Do you remember what it was like experience life for the first time? I don't either. (I know my elementary school music teacher could remember her birth, so I'm sure there are people who remember certain things vividly. I am not one of those people. I don't think many people are.) I imagine there was a lot of curiosity involved in having brand new experiences all the time. I don't spend time with children, so I don't have fun stories or examples of raw curiosity in action. I can only speculate that children, young children, see the world as a place to learn and explore.
While you may feel you do the same, I would argue that you do not put your hand on a hot stove (on purpose) to see what would happen. You are very aware of the dangers of large untamed animals. You would not eat all the candy you could until you couldn't anymore (I admit I assume on this one, but you know the consequences). You've learned a thing or two about the world. So on some level you've stopped being curious about some things. You are no longer curious about what a dog would do if you pulled her tail. You are no longer curious about what a shoe is. You know things. And because you know things, you don't need to reacquaint yourself with all of those things. That would be going backwards and going backwards is not the direction you want to go.

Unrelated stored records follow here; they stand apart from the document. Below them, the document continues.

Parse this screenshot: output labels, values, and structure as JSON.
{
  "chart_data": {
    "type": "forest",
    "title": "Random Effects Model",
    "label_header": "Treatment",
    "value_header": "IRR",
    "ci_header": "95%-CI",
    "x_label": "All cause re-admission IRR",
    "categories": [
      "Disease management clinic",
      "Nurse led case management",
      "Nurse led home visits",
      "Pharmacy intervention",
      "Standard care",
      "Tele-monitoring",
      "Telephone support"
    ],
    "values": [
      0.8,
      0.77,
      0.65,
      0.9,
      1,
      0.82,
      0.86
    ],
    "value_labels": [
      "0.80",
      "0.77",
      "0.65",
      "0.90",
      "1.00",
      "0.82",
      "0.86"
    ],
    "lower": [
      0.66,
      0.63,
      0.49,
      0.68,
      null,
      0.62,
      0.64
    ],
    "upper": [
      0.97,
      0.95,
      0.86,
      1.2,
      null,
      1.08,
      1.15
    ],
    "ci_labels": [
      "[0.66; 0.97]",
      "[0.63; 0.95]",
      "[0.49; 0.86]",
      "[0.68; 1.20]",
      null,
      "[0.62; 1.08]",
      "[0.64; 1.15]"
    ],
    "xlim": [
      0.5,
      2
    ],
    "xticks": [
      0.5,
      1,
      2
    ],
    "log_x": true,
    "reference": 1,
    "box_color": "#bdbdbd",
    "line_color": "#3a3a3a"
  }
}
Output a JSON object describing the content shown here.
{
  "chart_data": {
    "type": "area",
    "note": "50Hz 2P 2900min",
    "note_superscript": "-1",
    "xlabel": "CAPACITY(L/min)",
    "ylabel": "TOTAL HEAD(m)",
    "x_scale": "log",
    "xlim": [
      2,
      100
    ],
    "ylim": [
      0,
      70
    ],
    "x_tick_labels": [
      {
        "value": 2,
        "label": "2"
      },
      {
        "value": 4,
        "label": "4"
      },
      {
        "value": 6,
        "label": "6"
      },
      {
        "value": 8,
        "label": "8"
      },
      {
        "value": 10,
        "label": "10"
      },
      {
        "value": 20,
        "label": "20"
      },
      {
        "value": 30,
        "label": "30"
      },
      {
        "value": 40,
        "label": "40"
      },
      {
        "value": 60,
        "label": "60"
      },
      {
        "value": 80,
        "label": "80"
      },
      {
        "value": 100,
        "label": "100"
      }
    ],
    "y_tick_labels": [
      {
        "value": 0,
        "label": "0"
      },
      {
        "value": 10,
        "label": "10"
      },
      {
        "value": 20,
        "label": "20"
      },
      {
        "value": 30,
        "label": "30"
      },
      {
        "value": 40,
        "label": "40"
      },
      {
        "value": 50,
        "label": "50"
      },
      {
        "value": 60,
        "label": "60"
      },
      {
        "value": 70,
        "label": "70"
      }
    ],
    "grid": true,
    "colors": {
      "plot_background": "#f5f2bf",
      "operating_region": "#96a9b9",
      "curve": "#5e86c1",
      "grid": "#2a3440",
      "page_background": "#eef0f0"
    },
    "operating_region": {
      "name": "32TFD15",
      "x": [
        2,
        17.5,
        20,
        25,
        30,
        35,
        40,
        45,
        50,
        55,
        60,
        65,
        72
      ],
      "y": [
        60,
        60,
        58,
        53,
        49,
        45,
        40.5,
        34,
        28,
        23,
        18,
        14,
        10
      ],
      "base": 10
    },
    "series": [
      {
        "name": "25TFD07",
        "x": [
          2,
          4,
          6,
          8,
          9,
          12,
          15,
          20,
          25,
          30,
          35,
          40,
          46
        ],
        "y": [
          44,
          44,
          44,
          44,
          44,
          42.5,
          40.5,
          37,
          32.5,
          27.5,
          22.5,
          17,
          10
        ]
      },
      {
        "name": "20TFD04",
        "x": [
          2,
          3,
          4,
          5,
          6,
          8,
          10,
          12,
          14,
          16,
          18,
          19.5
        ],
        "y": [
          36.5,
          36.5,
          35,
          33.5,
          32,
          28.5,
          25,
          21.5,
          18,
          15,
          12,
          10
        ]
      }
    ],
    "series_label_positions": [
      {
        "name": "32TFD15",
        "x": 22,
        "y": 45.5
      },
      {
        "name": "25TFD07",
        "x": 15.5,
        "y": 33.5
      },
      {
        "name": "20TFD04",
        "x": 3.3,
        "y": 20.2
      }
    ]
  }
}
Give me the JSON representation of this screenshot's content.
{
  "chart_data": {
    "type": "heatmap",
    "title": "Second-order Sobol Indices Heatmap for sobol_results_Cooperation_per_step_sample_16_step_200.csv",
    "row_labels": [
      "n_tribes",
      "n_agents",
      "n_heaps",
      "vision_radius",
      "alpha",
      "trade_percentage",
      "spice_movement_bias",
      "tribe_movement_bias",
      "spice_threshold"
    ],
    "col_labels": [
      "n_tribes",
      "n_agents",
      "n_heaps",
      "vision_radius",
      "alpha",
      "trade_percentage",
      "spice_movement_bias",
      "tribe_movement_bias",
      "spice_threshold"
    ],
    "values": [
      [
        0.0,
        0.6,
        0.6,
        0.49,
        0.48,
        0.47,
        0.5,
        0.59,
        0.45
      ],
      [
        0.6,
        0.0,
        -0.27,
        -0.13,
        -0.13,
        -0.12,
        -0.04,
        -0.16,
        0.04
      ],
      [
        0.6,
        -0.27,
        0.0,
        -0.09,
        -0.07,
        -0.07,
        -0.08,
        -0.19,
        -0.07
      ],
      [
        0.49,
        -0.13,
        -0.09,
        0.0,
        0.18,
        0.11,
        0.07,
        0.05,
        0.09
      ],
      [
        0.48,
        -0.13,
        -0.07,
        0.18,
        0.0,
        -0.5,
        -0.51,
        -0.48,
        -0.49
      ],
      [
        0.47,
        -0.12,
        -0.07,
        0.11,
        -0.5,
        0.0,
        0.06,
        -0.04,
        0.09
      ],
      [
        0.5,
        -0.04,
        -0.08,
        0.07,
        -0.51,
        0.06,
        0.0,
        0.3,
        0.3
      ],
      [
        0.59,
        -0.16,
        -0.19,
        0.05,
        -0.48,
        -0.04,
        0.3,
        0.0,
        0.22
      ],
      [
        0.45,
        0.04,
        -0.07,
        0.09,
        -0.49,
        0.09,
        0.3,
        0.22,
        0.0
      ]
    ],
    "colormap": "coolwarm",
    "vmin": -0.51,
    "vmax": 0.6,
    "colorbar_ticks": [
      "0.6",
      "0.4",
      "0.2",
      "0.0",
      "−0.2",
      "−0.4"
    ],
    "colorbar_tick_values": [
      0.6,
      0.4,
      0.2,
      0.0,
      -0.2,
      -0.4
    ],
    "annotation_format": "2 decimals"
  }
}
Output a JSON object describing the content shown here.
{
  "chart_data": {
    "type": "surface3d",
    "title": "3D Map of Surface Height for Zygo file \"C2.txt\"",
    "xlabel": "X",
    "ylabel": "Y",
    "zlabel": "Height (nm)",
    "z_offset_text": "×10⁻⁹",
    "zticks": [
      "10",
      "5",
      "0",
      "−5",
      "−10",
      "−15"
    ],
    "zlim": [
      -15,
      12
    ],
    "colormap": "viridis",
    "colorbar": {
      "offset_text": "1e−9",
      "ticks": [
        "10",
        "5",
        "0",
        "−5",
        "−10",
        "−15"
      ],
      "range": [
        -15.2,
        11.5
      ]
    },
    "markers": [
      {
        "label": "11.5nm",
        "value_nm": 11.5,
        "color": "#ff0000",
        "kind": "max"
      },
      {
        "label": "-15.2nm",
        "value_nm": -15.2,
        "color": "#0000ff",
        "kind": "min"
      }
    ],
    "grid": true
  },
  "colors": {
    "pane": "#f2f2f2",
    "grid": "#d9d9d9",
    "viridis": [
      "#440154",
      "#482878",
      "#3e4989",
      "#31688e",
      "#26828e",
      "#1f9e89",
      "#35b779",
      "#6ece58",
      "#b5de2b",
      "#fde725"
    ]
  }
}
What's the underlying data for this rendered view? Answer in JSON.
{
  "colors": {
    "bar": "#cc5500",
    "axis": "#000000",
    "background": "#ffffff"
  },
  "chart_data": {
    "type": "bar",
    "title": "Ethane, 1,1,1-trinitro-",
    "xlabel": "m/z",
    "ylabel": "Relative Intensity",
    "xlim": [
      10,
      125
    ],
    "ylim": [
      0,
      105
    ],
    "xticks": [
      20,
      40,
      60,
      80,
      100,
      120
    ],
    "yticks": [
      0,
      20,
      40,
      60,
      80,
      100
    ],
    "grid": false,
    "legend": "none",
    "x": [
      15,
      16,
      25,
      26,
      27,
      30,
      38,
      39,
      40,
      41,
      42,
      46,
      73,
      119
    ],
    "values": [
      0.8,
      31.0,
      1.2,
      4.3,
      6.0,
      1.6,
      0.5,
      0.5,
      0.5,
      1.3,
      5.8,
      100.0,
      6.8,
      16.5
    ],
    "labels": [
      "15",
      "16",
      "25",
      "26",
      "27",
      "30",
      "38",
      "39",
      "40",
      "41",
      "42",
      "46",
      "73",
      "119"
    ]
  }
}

But I know from personal experience that we need a little bit of that curiosity. We don't need it to survive. We can eat the same thing each day, take the same route to work, drive the same speed we always do, go to the same job, talk to the same people. We can live on autopilot and survive. Physical survival is important. But what about mental and emotional survival. With television and social media, mental and emotional survival becomes that much more challenging to obtain.
It's easy to fall into a routine that we didn't create.
We don't always pick habits designed to enhance our lives. We pick activities that will pass the time quickly and get us to the next day without too much effort. We scroll instagram watching other people share the best moments of their lives. We scroll Netflix or Amazon Prime so we don't have to think anymore. I love a good movie or documentary or tv series. But I will admit that there are loads of times when I watch it in the background as I'm doing another activity (like texting or doing laundry or scrolling the socials). We eat to try to satisfy our soul rather than our stomach. And maybe I'm just talking about me. Maybe I'm the lone wolf in these situations and I ought to pull myself together. Maybe it's not as bad as it seems.
There are many people who live with curiosity and joy and wonder and I want what they have. But, my lack of motivation coupled with my desire to have something I don't have, kind of gets me swimming in circles.
So, in order to preserve and restore what childhood curiosity, imagination, and wonder that is left in me, since adulthood stomped most of it out, I've taken up this blog-posting habit (which I plan to keep around, but based on my track record of sticking with consistent blog-posting, I'm not optimistic about it's continuation). In addition, I'm considering a short story writing habit as well. I want to get to the roots of my curiosity where it's okay to create silly things. I want to paint and take pictures and write random things for the sake of imagination and curiosity. I understand you could make money off of anything. I don't really care. Maybe it will lead to something big hah. But more likely this will all lead to the rediscovery of my curious mind, which is much much more valuable.